I just feel as if I have nothing, the house & cars are his & his pictures are on the walls, just stupid little things that we don't really row about but eat away at me a bit.
So it's almost more of a psychological problem than a real one, but I don't see a way of changing things, just will add to my simmering bitterness & surface occasionally to perplex him.

aloha · 26/02/2003 23:07

Eowyn, what's this with the 'rent'? I don't understand. You are married and live together but pay rent? I truly don't get it. Anyway, if you are married nothing is 'his' anymore. If you split up everything gets divided up by the courts. It doesn't matter whose name is on the deeds etc. That's sort of what marriage means. Maybe your dh needs reminding of this. I think you need to sort out your joint finances. Why are you responsible for your dd's clothes anyway - she's his too! Also, why not put a couple of pictures on the walls one day. It's your home and it should feel like yours IMO.

Clarinet60 · 26/02/2003 23:19

Echo everything aloha has just said. I'm appalled, eowyn, what on earth is going on?

seahorse · 27/02/2003 09:24

We do the 'proportional income' thing where dh puts about 2/3 of his take home into the joint account but I put in half of that. This wokrs for us as we tend to have the same amount to spend each month. We never row about money or even bother about it that much I spend and think later!! but I've just put £200k of my inheritance into our new house and it has occurred to me that if we split up half would go immediately to dh - I think that's how men feel.
It also gets a bit more compicated since I run a small business and the dividends tend to go on big things like the house/garden etc. I remember my mum having to ask for the housekeeping each week and my dad counting it out infront of her - I never wanted that so I think thats why I've kept working at least to some extent.
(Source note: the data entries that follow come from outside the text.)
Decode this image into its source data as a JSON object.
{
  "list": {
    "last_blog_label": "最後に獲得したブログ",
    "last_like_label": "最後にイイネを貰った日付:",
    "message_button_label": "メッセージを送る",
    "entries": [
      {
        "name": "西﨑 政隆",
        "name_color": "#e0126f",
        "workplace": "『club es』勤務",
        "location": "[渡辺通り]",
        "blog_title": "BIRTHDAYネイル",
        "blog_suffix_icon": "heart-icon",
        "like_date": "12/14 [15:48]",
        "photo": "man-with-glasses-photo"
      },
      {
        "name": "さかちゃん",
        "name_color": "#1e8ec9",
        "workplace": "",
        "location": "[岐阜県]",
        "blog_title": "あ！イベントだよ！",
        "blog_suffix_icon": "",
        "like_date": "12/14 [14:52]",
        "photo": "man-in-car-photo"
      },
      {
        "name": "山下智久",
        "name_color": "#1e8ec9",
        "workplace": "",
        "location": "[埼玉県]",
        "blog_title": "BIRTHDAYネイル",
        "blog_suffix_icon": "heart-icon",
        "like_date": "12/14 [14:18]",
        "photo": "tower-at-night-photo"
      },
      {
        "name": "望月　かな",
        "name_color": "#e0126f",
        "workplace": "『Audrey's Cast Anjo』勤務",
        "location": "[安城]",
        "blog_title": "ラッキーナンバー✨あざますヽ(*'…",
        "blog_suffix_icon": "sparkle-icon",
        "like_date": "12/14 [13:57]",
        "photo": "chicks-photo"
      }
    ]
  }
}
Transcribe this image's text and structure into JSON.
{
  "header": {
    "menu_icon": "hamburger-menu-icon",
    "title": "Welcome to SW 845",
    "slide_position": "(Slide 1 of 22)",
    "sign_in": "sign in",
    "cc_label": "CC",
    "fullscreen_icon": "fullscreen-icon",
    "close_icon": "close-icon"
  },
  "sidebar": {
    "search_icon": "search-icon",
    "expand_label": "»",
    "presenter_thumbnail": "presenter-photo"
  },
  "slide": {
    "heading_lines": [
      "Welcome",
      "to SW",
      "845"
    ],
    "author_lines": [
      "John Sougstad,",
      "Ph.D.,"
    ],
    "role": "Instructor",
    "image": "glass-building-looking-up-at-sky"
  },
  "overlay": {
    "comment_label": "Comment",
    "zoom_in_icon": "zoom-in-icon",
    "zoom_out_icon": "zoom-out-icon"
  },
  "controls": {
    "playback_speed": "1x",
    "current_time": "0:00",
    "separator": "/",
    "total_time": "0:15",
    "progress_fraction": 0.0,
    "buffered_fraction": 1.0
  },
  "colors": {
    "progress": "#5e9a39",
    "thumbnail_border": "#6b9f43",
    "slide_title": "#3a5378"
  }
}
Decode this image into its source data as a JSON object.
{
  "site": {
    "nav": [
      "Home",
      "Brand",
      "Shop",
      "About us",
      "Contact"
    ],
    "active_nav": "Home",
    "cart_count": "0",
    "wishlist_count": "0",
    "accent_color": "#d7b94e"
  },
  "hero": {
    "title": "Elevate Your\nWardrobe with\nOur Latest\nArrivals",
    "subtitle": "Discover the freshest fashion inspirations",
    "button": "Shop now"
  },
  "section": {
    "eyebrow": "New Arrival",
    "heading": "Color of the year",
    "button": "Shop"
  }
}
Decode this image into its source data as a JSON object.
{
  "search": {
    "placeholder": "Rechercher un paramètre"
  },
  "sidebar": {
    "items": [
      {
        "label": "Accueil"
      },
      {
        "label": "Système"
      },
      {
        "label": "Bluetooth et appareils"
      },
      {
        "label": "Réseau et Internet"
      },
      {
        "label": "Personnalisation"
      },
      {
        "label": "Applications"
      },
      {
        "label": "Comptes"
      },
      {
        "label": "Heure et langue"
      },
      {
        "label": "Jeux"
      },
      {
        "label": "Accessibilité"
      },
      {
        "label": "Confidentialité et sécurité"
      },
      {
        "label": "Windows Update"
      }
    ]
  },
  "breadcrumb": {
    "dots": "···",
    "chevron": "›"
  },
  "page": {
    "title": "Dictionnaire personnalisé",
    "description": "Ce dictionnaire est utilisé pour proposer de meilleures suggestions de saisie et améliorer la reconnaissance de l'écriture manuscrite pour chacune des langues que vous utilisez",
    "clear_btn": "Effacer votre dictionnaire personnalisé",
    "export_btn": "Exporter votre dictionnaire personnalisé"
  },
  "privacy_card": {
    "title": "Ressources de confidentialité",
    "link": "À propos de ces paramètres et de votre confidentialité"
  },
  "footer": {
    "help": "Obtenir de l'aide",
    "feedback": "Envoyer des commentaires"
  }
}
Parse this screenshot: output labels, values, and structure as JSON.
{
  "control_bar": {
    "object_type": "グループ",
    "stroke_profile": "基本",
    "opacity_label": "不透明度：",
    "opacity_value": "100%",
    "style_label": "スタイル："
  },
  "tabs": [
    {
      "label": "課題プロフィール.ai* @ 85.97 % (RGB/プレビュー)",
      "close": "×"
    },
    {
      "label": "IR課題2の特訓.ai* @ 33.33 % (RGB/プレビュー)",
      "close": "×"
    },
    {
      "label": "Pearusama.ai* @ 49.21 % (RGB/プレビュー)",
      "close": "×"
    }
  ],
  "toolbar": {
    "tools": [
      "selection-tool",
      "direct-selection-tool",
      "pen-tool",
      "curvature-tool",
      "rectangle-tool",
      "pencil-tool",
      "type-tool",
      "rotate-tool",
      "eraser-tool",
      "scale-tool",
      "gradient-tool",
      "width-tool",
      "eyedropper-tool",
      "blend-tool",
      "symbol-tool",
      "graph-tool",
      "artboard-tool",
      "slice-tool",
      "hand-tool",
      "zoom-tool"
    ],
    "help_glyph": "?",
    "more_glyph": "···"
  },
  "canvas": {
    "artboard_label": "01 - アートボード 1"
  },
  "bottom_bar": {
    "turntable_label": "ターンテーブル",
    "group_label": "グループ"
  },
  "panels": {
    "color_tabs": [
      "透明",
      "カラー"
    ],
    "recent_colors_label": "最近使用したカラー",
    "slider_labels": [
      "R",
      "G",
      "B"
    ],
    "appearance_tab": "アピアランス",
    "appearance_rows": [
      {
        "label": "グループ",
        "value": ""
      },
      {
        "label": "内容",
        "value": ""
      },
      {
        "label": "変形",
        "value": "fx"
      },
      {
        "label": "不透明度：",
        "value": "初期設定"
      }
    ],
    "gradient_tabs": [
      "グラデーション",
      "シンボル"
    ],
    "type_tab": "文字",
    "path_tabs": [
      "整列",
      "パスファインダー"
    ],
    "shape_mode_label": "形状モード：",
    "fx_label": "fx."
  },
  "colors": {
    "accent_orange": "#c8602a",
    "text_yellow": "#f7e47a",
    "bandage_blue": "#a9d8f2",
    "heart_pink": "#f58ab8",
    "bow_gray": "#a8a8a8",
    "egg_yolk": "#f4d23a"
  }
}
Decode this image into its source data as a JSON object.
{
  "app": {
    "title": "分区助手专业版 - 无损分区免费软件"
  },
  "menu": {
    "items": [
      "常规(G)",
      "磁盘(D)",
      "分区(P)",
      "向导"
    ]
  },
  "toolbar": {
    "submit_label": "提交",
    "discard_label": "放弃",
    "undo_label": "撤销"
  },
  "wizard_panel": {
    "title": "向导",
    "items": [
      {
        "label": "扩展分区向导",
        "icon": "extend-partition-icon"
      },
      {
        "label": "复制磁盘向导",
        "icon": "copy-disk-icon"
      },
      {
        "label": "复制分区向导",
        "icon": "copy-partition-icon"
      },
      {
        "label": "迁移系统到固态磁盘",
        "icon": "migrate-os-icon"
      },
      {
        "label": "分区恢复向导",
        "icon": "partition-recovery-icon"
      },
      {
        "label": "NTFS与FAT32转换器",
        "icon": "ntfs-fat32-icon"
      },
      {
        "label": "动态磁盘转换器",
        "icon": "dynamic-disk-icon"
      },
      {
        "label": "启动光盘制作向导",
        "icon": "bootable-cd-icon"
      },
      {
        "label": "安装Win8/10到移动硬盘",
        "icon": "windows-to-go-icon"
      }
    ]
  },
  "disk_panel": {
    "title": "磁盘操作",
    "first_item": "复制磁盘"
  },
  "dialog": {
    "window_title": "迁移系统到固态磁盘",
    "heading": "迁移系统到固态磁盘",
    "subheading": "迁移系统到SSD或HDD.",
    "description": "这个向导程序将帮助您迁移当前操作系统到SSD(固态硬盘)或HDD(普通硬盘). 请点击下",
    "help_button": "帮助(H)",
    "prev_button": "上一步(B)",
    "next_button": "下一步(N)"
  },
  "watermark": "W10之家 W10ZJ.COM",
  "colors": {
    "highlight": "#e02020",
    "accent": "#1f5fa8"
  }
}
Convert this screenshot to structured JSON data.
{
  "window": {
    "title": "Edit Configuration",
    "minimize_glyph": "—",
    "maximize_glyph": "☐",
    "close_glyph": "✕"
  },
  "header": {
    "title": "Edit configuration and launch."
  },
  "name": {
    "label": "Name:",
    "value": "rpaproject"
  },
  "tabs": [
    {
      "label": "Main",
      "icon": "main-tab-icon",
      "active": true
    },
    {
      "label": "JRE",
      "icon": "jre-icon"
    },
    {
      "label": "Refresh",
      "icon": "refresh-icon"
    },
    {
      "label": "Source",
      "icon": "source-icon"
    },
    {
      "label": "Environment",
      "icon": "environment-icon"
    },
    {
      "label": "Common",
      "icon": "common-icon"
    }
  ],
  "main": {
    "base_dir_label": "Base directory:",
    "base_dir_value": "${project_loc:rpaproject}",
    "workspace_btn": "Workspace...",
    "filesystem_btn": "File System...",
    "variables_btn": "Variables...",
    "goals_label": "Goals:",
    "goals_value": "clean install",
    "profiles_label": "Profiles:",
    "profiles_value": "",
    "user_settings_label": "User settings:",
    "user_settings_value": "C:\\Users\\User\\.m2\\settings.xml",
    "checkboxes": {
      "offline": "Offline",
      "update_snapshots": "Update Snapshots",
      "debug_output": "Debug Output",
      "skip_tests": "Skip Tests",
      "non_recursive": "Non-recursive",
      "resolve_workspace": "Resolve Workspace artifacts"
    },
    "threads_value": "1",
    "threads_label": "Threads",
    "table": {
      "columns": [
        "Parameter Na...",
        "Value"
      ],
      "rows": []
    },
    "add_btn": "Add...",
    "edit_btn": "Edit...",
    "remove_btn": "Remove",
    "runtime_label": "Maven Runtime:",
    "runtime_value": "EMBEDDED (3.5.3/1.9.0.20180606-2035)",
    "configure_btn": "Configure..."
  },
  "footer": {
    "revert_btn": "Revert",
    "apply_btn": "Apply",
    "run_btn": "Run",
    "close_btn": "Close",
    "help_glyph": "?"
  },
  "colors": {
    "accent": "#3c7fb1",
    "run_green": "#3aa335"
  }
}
Batters · 27/02/2003 11:42

This reply has been deleted

Message withdrawn at poster's request.

Eowyn · 27/02/2003 14:25

It all seems so silly it's hard to explain. Just wasn't so much of a problem when I was earning more as I had money left to do what I wanted with each month anyway. He didn't have a relationship before me, lived on his own for years & initially seemed worried that if I bought anything I would also leave with it. The thing is, he is very kind & hates confrontation so I could possibly do as I wish, but he gets wierd about things like putting nails in the wall, so I put up posters upstairs to assert myself.
I just feel that we come from such different directions that we can't understand each others positions at all, it isn't as if it is a problem day to day, just one of the many things that isn't quite right about our relationship. I earn just enough that I don't have to ask for money, I would hate to have to as would feel so accountable.
Sorry I am unable to make more sense, it seems petty when I write it down, it is just hard to discuss with him calmly & objectively.

Eowyn · 27/02/2003 14:29

oh,and..things like buying dd's clothes, if he is with us & agrees she needs something, he probably will pay, just that he isn't usually there.

otherview · 27/02/2003 20:54

sobernow thanks for yur last message. You are helping me to see my partner's perspective.
Isn't it a bit sad that as we get older we look at marriage in terms of "what if we split up?".
It saddens me and I'm one who is doing it!

Clarinet60 · 28/02/2003 23:29

On the subject of inheritances, I'm an only one so I stand to inherit substantially, of which DH will be entitled to a half share. It doesn't bother me, it's called marriage and I signed up for it. It works the other way round too.